I am the user in question.
I have been making edits like this based on patterns I notice while trying to clean up old questions - stuff like routing them to the proper canonicals, bypassing "chains" of duplicate links, reviewing whether there's a better target for the questions I come across, deciding whether other popular questions are distinct enough not to be closed as duplicates... you get the idea.
Some context, first.
There is a somewhat established pattern of using notes like this to suppress the urge to dupe-hammer questions that shouldn't be - for example, Why does "a == x or y or z" always evaluate to True? How can I compare "a" to all of those? was subject to some warring in its history and spent a long fraction of its existence being marked as a duplicate. While it addresses the same problem as How to test multiple variables for equality against a single value?, I have found that it's usually a much better closure target for beginner questions:
- It frames the question as a debugging question rather than a technique question, which is important for a common gotcha
- It puts the single value on the left-hand side and the multiple values on the right-hand side, which is more likely to match the code that prompts people to ask
- It was written from the get-go to explain a specific problem clearly, while also sounding natural (in the terms a beginner would use)
- The top answer is community wiki and discusses the problem all-in-one, in an organized way.
The previous question isn't meant to be a debugging question. It would have been better asked without the code attempt, instead just showing expected output. But now answers largely depend on it, so that can't be edited out. The question has an important separate existence (it is actually, IIRC, the single question in the Python tag most used to close duplicates). The answers show a much broader range of techniques.
The last time that the new question was reopened, a note was added so that it wouldn't get closed again - I'm not able to find a corresponding meta discussion at the moment, but I would expect that there was one. Later, the note got de-emphasized and set in small text (using sup
or sub
tags).
Back to the present.
That de-emphasized note style seems to have become the standard for "notes" on questions, which I've been following - I think. The goal is to establish:
- Neither question is a duplicate of the other;
- Someone who finds one question is likely to want the other (instead, or as well);
- Someone who is trying to close a duplicate should consider whether the other is a better target.
I think this clearly improves the site, because
- It discourages people from acting too rashly on question closures
- People who find the question from a search engine may get relevant, curated additional information - or a direct link to what they actually wanted instead - placed directly where it will be seen next (rather than hidden on the sidebar, with only possibly-misleading title text, and no explanation)
- A warning like this can be seen in the duplicate closure dialog (comments on the candidate dupe cannot unless you go visit that page in a separate tab)

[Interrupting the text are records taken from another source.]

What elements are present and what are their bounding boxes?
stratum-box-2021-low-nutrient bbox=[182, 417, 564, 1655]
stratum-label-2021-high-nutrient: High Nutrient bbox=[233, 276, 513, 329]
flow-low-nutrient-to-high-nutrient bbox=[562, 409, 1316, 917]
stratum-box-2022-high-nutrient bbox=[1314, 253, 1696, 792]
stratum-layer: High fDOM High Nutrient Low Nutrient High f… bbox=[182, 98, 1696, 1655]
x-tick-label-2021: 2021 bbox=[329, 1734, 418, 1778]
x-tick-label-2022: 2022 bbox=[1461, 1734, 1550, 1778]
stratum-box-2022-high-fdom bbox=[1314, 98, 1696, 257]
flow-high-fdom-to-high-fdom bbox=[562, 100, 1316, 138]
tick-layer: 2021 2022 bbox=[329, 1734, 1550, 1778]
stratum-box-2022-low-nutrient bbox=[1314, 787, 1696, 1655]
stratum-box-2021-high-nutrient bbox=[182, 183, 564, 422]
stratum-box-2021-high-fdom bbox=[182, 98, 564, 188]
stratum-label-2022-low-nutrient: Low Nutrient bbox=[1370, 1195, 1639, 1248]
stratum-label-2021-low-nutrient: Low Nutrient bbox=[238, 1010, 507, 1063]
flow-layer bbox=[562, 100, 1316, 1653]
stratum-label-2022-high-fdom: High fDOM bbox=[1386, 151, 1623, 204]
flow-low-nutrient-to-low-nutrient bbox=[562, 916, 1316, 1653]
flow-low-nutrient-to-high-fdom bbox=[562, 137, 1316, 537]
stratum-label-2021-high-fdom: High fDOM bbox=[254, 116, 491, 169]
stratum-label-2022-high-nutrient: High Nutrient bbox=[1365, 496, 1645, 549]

- Every edit to a question brings new attention to it via the Active tab, and new attention is important for popular canonical targets (so they can receive other edits for content, formatting etc. and make them as high quality as possible)
I am not too worried about "many people editing without formal structure or guidance" because
- We are much more like Wikipedia than a forum; therefore editing is good, and formal structure can arise when a need is established
- Unilaterally editing questions requires 2000 reputation and less than 1% of users have that, and my experience has been that most high-rep users feel they have something better to do on the site than the kind of cleanup I've been doing (not a slight against them; there are a lot of good things to do on the site!)

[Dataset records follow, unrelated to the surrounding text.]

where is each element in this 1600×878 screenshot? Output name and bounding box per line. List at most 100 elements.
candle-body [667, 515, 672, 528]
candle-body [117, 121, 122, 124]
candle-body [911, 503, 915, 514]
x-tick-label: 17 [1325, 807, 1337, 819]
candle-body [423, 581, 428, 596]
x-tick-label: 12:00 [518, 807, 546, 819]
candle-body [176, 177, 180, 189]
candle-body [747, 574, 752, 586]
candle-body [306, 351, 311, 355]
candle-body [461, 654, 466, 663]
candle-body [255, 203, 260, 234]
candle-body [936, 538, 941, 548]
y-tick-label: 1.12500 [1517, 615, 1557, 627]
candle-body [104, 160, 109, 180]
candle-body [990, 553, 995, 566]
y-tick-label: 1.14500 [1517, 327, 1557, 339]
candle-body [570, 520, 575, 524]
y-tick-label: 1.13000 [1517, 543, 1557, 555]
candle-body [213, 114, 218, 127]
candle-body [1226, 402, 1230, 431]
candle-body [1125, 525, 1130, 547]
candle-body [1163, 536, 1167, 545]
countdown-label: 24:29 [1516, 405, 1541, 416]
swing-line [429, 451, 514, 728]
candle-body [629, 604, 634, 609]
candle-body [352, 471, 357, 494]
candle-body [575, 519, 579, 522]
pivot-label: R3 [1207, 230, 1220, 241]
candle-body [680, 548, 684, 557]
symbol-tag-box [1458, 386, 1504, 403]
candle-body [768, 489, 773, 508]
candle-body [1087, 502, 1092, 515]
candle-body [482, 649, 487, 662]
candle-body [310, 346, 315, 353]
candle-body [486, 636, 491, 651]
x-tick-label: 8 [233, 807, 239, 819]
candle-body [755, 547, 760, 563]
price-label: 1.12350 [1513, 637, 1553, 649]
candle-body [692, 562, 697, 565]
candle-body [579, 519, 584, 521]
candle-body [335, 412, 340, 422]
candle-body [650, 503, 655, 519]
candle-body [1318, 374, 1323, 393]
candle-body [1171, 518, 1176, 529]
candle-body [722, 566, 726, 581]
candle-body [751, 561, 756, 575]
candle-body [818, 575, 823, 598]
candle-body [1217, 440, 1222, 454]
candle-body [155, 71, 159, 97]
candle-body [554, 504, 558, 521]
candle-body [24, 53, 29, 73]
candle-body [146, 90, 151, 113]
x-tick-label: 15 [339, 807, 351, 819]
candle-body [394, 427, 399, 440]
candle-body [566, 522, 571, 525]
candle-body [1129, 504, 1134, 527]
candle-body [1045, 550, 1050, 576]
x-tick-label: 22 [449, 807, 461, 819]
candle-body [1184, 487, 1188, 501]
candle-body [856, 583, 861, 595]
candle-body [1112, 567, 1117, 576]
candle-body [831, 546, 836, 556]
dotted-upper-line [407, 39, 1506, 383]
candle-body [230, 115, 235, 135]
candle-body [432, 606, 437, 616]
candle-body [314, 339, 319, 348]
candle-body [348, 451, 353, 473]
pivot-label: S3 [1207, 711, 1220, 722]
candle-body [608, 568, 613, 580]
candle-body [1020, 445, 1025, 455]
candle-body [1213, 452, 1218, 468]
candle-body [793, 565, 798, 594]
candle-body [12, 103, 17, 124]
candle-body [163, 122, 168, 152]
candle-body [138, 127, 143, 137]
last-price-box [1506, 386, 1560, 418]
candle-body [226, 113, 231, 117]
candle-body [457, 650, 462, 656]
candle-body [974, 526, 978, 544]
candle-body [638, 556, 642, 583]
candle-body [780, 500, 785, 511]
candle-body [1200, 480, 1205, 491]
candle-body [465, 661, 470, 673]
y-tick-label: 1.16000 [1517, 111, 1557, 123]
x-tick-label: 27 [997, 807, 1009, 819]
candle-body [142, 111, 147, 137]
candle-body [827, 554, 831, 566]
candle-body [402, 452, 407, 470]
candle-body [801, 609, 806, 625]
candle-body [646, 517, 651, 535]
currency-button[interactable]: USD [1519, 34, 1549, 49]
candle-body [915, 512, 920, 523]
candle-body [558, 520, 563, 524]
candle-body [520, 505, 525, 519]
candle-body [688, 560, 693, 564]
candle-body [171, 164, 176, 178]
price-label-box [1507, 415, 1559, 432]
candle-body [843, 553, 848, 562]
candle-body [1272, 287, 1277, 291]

The question linked here has a lot of notes, admittedly. I will reconsider them; but generally I think it's better to put these kinds of things in a footnote than a comment, because comments are supposed to be ephemeral. As it happens, I have been working on establishing that one as canonical, for a little while now - see my previous meta post here.
One thing I've noticed with my overall task is that it's often a rather nuanced decision whether two questions are duplicated, and if so, which one should be treated as canonical. (On the flip side, sometimes there are hundreds of versions of a question, and all of them seem to be terrible - because it's a question that non-beginners take for granted, and beginners inherently lack the context to ask it well.) I've been using footnotes like this partly to document my choices and partly to advertise other good canonical targets. (I've noticed that the cabbage addicts will get annoyed if I just stream-of-consciousness everything that I'm doing into the chatroom, so instead I'm putting edited notes - i.e., collected thoughts in a highly visible location.)
I don't claim ownership over any of this editing. I didn't write the original version of the question, after all. I just want Stack Overflow to be the best reference library it can be (even if I'd rather redesign the whole thing from the ground up).